Abstract
The use of microalgae for biodiesel or solid fuel production is a promising alternative for reducing the dependence on fossil fuel. When converting microalgae into fuels, a large amount of energy is consumed for dewatering and/or drying the microalgae. Pretreatment methods such as thermal treatment, acid or alkali treatment are proven to have positive effects on microalgae drying, e.g. increasing the drying rate, reducing the amount of energy usage, etc. However, there are not too many discussions in literature regarding material losses during the pretreatment processes. Material losses not only reduce the productivity of fuels but also generate impacts to the environment as more waste is produced.

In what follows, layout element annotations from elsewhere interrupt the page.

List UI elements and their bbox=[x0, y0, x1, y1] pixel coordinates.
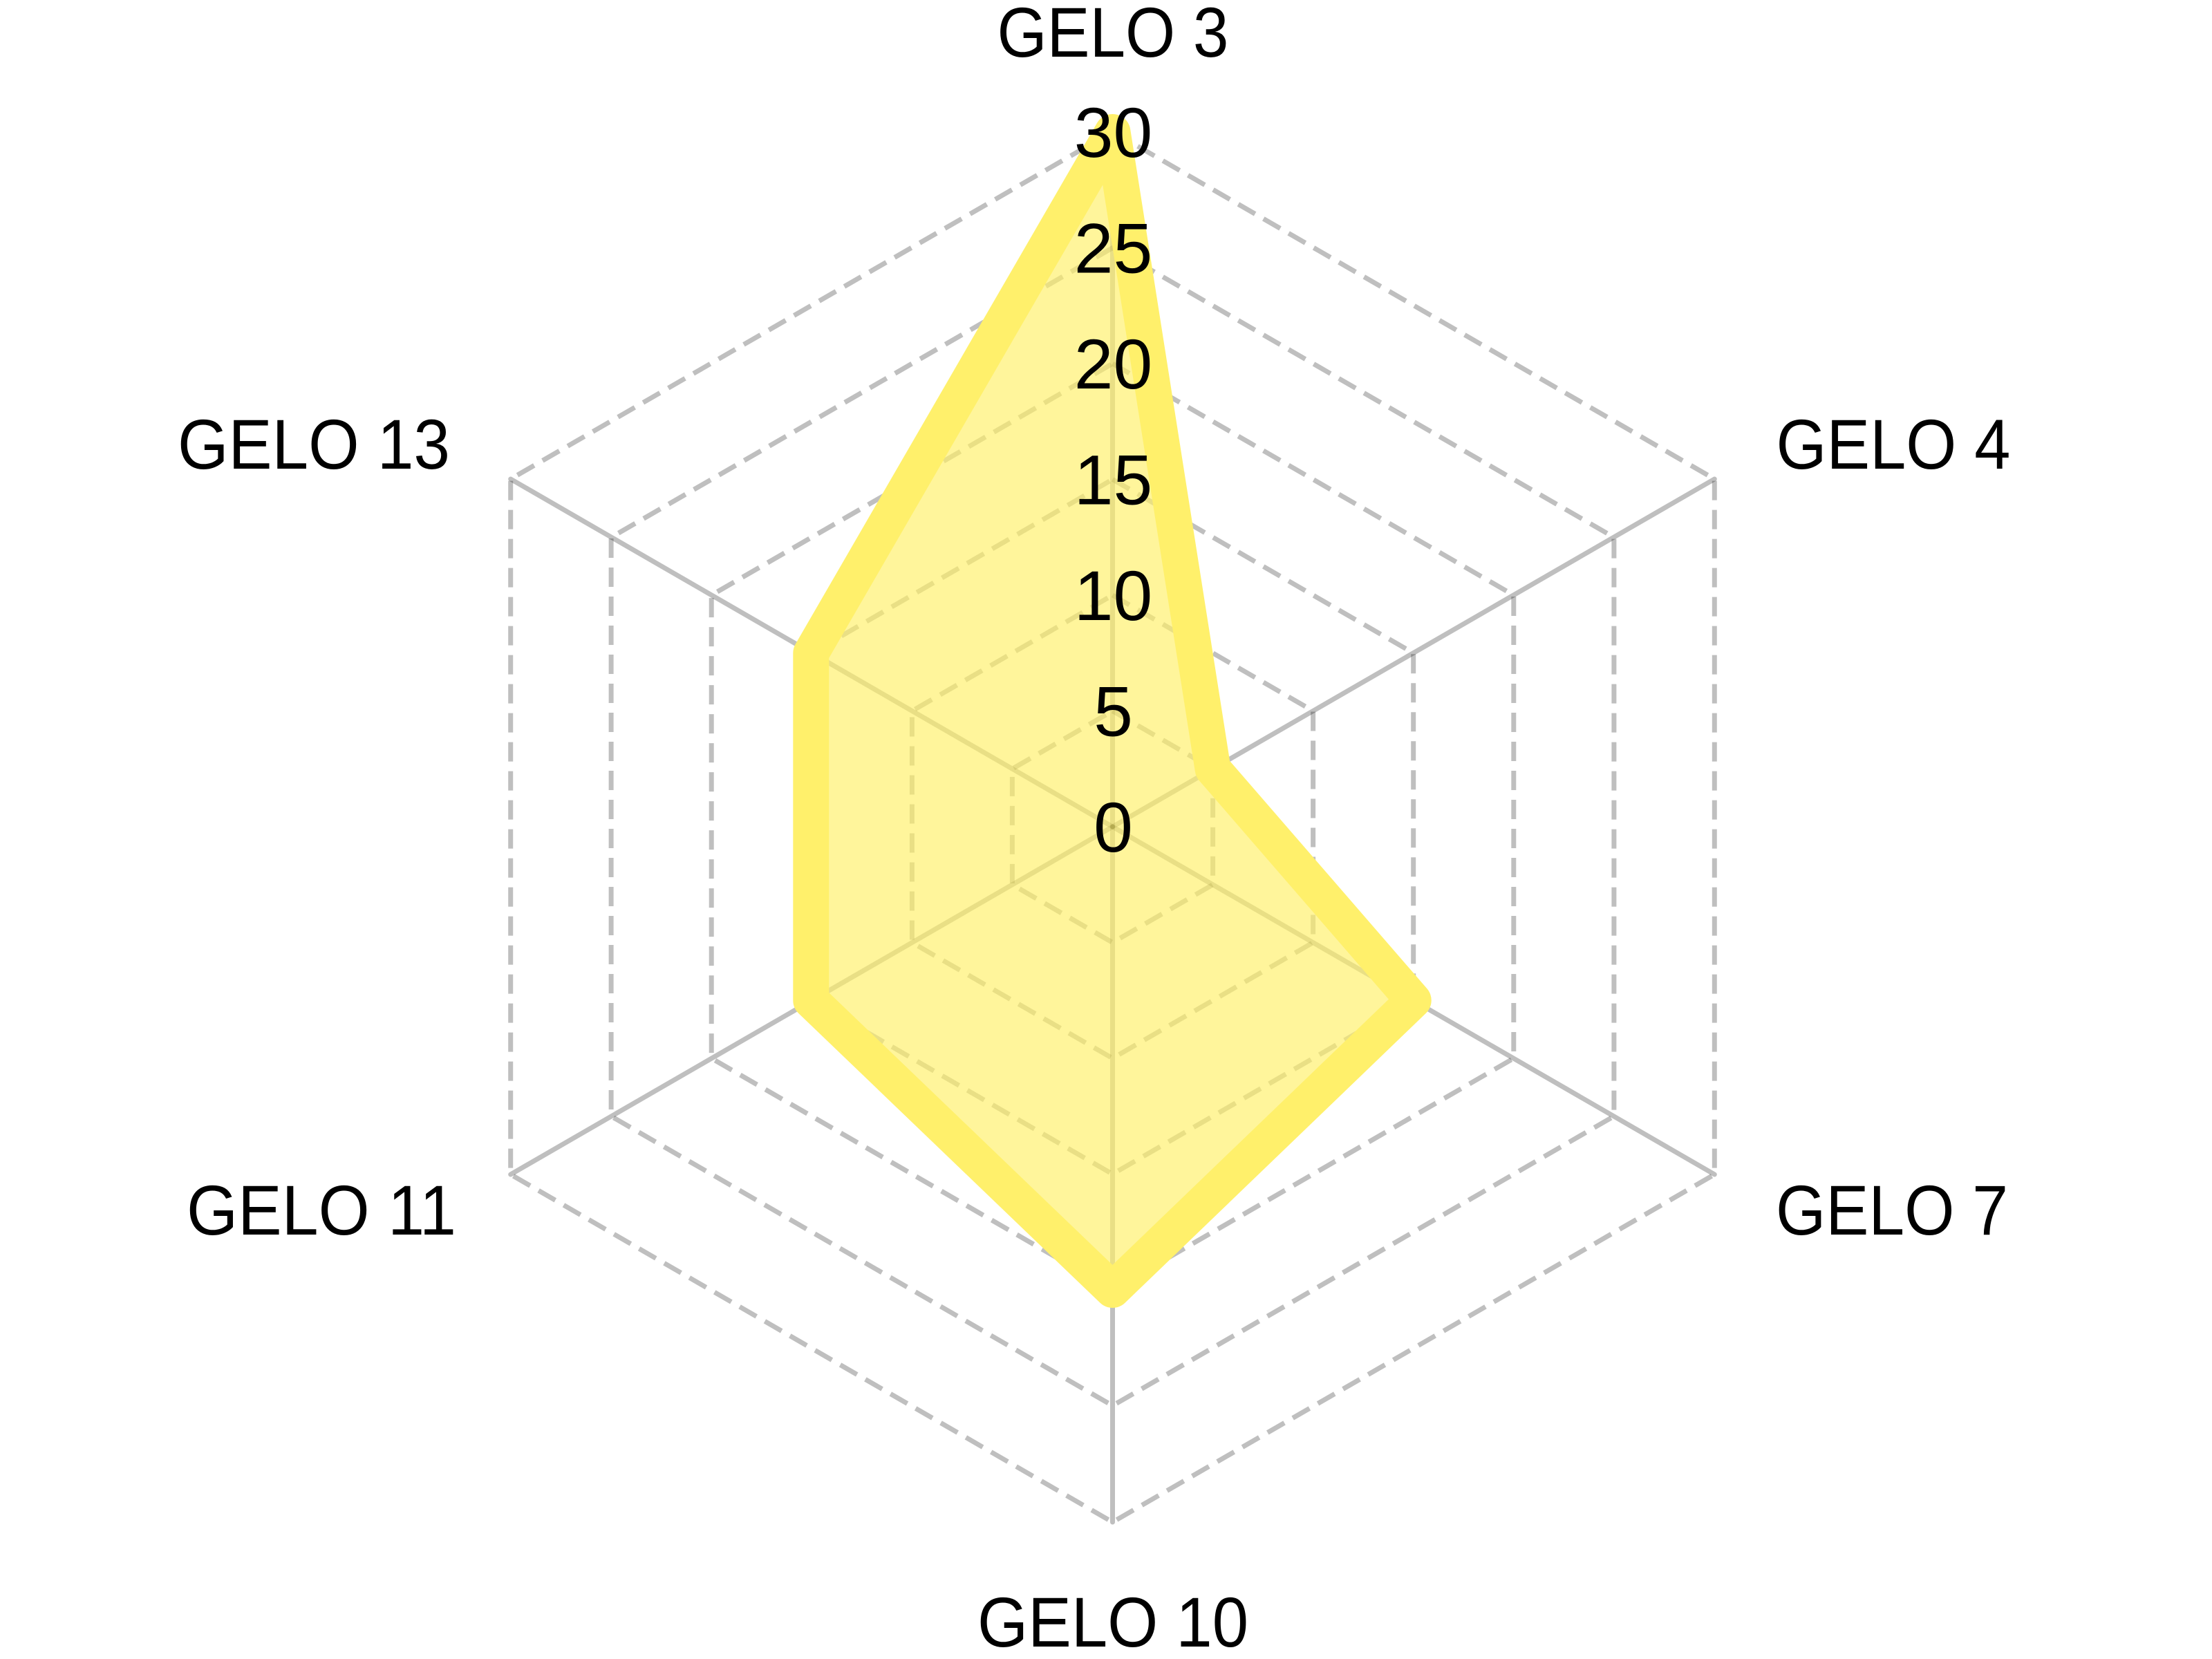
radial axis tick labels bbox=[1074, 93, 1152, 867]
radial axis tick labels: 5 bbox=[1094, 672, 1133, 751]
radar axes bbox=[511, 131, 1714, 1522]
radial axis tick labels: 20 bbox=[1074, 325, 1152, 404]
radial axis tick labels: 10 bbox=[1074, 556, 1152, 635]
radial axis tick labels: 25 bbox=[1074, 209, 1152, 288]
category label: GELO 11: GELO 11 bbox=[187, 1171, 456, 1250]
radar grid: concentric dashed rings bbox=[511, 131, 1714, 1522]
radial axis tick labels: 15 bbox=[1074, 441, 1152, 520]
category label: GELO 7: GELO 7 bbox=[1776, 1171, 2008, 1250]
category label: GELO 13: GELO 13 bbox=[178, 405, 450, 484]
radial axis tick labels: 0 bbox=[1094, 788, 1133, 867]
category label: GELO 4: GELO 4 bbox=[1777, 405, 2010, 484]
radial axis tick labels: 30 bbox=[1074, 93, 1152, 172]
data series: yellow filled polygon bbox=[811, 132, 1414, 1290]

In this paper, experimental and modelling studies documenting the effects of different pretreatment processes on the drying rate and material losses are presented. Samples of microalgae (i.e. chlorella vulgaris) are first centrifuged and filtered before undergoing an alkali (i.e. sodium hydroxide), acid (i.e. sulphuric acid) or hydrothermal treatment. The moisture content, dry weight and compositions (i.e. ultimate analysis) of the samples are measured before and after the treatments. The untreated and pretreated samples are then subjected to thermogravimetric analysis (TGA) to determine their drying rate during the drying process. The drying kinetic is derived from the TGA results.
Findings show that the Page model can be used to represent the drying process with an R2 of 0.99, material losses can be significant for certain cases (as high as 18 %) and changes in elemental analyses after pretreatment e.g. in sulphur, hydrogen and oxygen content occur after pretreatment.